Review by Brian Lowry, CNN

(CNN) — “The Fully Monty” quickly reveals itself to be one of those revivals that’s all dressed up with no place to go, squandering enthusiasm for this transformation of the genial 1997 box-office hit into an eight-episode series. Most of the gang returns, but it’s a reunion largely in search of a concept, which taps into the economic desperation that motivated their original strip routine without the lightness to offset that.

The British comedy obviously came at a very different time, one where an import breaking through into the US market to such commercial success was more unusual. Today, the hunger for streaming content has produced a flood of material from across the globe, though often in series form, the chosen path here.

Developing by original screenwriter Simon Beaufoy with Alice Nutter, this “Full Monty” peaks early, it turns out, by noting that it’s 26 years and “seven prime ministers later” since the movie. The narrative finds the old characters generally worse for wear, facing various financial and personal hardships in Sheffield, which hasn’t rebounded from the industrial loss and unemployment that brought them together initially.

Gaz (Robert Carlyle) is still a bit of a dreamer, only now with a teenage daughter (Talitha Wing) to consider, while Dave (Mark Addy) works at the local school along with his wife Jean (Lesley Sharp), with trouble having crept into their relationship. Lomper (Steve Huison) is married (Paul Clayton plays his husband), though Guy (Hugo Speer) is still around, briefly, with Speer having been dismissed from the show over allegations of questionable behavior.

Rounding out the group are Horse (Paul Barber), who has hit hard times, while Tom Wilkinson appears only fleetingly as Gerald.
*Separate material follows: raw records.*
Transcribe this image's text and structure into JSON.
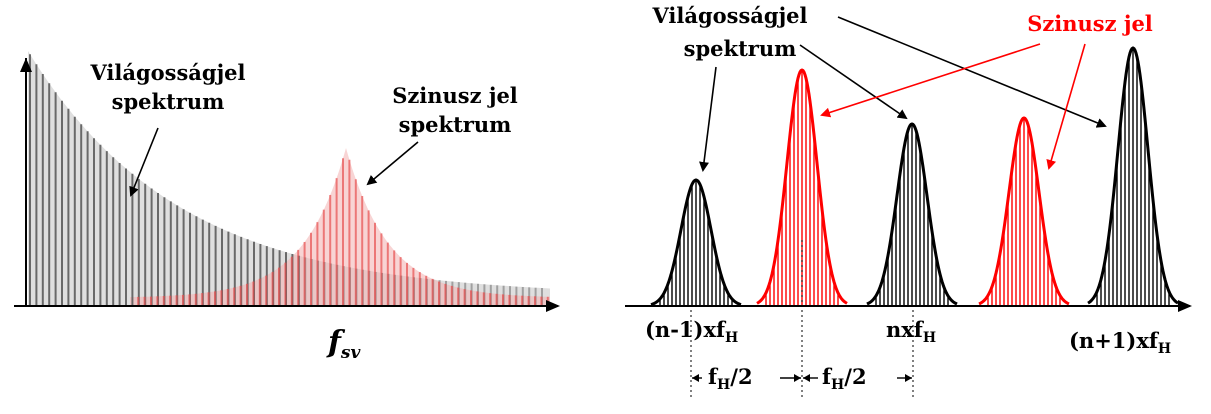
{
  "left_panel": {
    "luma_label_line1": "Világosságjel",
    "luma_label_line2": "spektrum",
    "chroma_label_line1": "Szinusz jel",
    "chroma_label_line2": "spektrum",
    "axis_label_main": "f",
    "axis_label_sub": "sv"
  },
  "right_panel": {
    "luma_label_line1": "Világosságjel",
    "luma_label_line2": "spektrum",
    "chroma_label": "Szinusz jel",
    "tick_prev_main": "(n-1)xf",
    "tick_prev_sub": "H",
    "tick_n_main": "nxf",
    "tick_n_sub": "H",
    "tick_next_main": "(n+1)xf",
    "tick_next_sub": "H",
    "half_spacing_main": "f",
    "half_spacing_sub": "H",
    "half_spacing_suffix": "/2"
  },
  "colors": {
    "luma": "#555555",
    "luma_fill": "#b8b8b8",
    "chroma": "#e85050",
    "chroma_fill": "#f2b0b0",
    "black_peak": "#000000",
    "red_peak": "#ff0000"
  }
}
Alas, the rush of seeing those more-wrinkled brows reassembled soon fades, as “The Full Monty” bogs down in various levels of minutia, perhaps best exemplified by an episode almost wholly devoted to a prize pigeon, after an earlier subplot about a posh dog. Carlyle makes for the best company, with Gaz having never really outgrown his status as a genial screwup and perpetual Peter Pan, but there’s only so much even he can do under the circumstances.

While the economic travails of a working-class town possess a certain emotional and indeed cultural resonance that again crosses borders, the series lacks the sense that it’s building toward anything, feeling drearily episodic in a way that mirrors its muted-grey environs.

The streaming series has become a popular vehicle for capitalizing upon the name recognition of old movies (see recent updates of “Grease” and “Fatal Attraction” as recent examples), no doubt inspired in part by Netflix’s “Cobra Kai,” which lent itself more readily to that more expansive format.

Pursuing a similar route with “The Full Monty” – a synergistic exercise, incidentally, coming from one of Disney’s production units and premiering via Hulu – might have sounded good in theory. Yet stripped down to its pretty-bare merits as a viewing proposition, it doesn’t offer much incentive to leave your set on.

“The Full Monty” premieres June 14 on Hulu.